16 mei 2014
dag 18.1
Om half acht ben ik al weg van de
camping. De receptionist die er gisterenavond niet meer was, is er nog niet. Ik
kan bijgevolg mijn schulden niet vereffenen en heb dus gratis overnacht. Koffie
en een croissant vind ik in Luçon.
Ik zet mijn reis noordwaarts voort, opnieuw
tegen de wind. En deze keer blaast hij al voor de middag stevig door. Bij het
inkopen van mijn picknick denk ik opnieuw aan variatie: een geprepareerd
slaatje en een avocado.
Tussen Saint-Martin-des-Noyers en
Les Essarts ontmoet ik een man met een ligfiets. Een vreemde verschijning, en
niet alleen omdat het hier een ligfietsbestuurder betreft.

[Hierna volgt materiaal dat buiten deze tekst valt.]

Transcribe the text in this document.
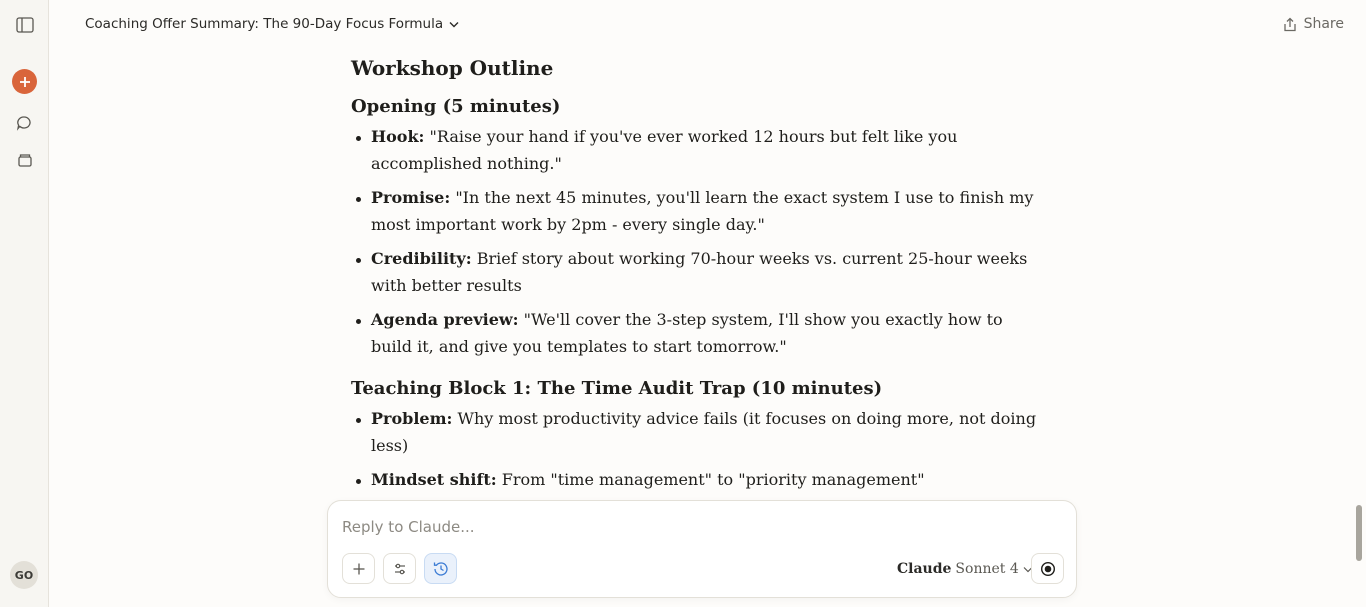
GO
Coaching Offer Summary: The 90-Day Focus Formula	Share
Workshop Outline
Opening (5 minutes)
Hook: "Raise your hand if you've ever worked 12 hours but felt like you accomplished nothing."
Promise: "In the next 45 minutes, you'll learn the exact system I use to finish my most important work by 2pm - every single day."
Credibility: Brief story about working 70-hour weeks vs. current 25-hour weeks with better results
Agenda preview: "We'll cover the 3-step system, I'll show you exactly how to build it, and give you templates to start tomorrow."
Teaching Block 1: The Time Audit Trap (10 minutes)
Problem: Why most productivity advice fails (it focuses on doing more, not doing less)
Mindset shift: From "time management" to "priority management"
Reply to Claude...
Claude Sonnet 4
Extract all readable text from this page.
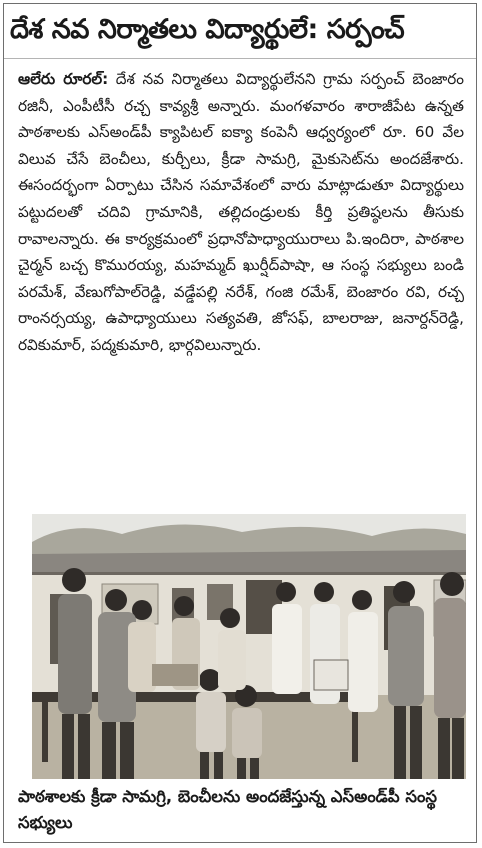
దేశ నవ నిర్మాతలు విద్యార్థులే: సర్పంచ్

ఆలేరు రూరల్: దేశ నవ నిర్మాతలు విద్యార్థులేనని గ్రామ సర్పంచ్ బెంజారం రజినీ, ఎంపీటీసీ రచ్చ కావ్యశ్రీ అన్నారు. మంగళవారం శారాజీపేట ఉన్నత పాఠశాలకు ఎస్అండ్‌పీ క్యాపిటల్ ఐక్యా కంపెనీ ఆధ్వర్యంలో రూ. 60 వేల విలువ చేసే బెంచీలు, కుర్చీలు, క్రీడా సామగ్రి, మైకుసెట్‌ను అందజేశారు. ఈసందర్భంగా ఏర్పాటు చేసిన సమావేశంలో వారు మాట్లాడుతూ విద్యార్థులు పట్టుదలతో చదివి గ్రామానికి, తల్లిదండ్రులకు కీర్తి ప్రతిష్ఠలను తీసుకు రావాలన్నారు. ఈ కార్యక్రమంలో ప్రధానోపాధ్యాయురాలు పి.ఇందిరా, పాఠశాల చైర్మన్ బచ్చ కొమురయ్య, మహమ్మద్ ఖుర్షీద్‌పాషా, ఆ సంస్థ సభ్యులు బండి పరమేశ్, వేణుగోపాల్‌రెడ్డి, వడ్డేపల్లి నరేశ్, గంజి రమేశ్, బెంజారం రవి, రచ్చ రాంనర్సయ్య, ఉపాధ్యాయులు సత్యవతి, జోసఫ్, బాలరాజు, జనార్దన్‌రెడ్డి, రవికుమార్, పద్మకుమారి, భార్గవిలున్నారు.

పాఠశాలకు క్రీడా సామగ్రి, బెంచీలను అందజేస్తున్న ఎస్అండ్‌పీ సంస్థ సభ్యులు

De man is behoorlijk
zwaar, draagt een Lappenmuts en een doek voor zijn neus, en blijkt, wanneer ik
hem van dichterbij zie, oosterse, je zou bijna zeggen Mongoolse, gelaatstrekken
te hebben. Er zit in elk geval iets van Eskimo’s, of iets diep-Aziatisch in. De
huid van zijn kop is getaand, zijn ogen gaan schuil achter dikke wallen en
neerhangende oogleden. We raken aan de praat. De man is afkomstig van Praag.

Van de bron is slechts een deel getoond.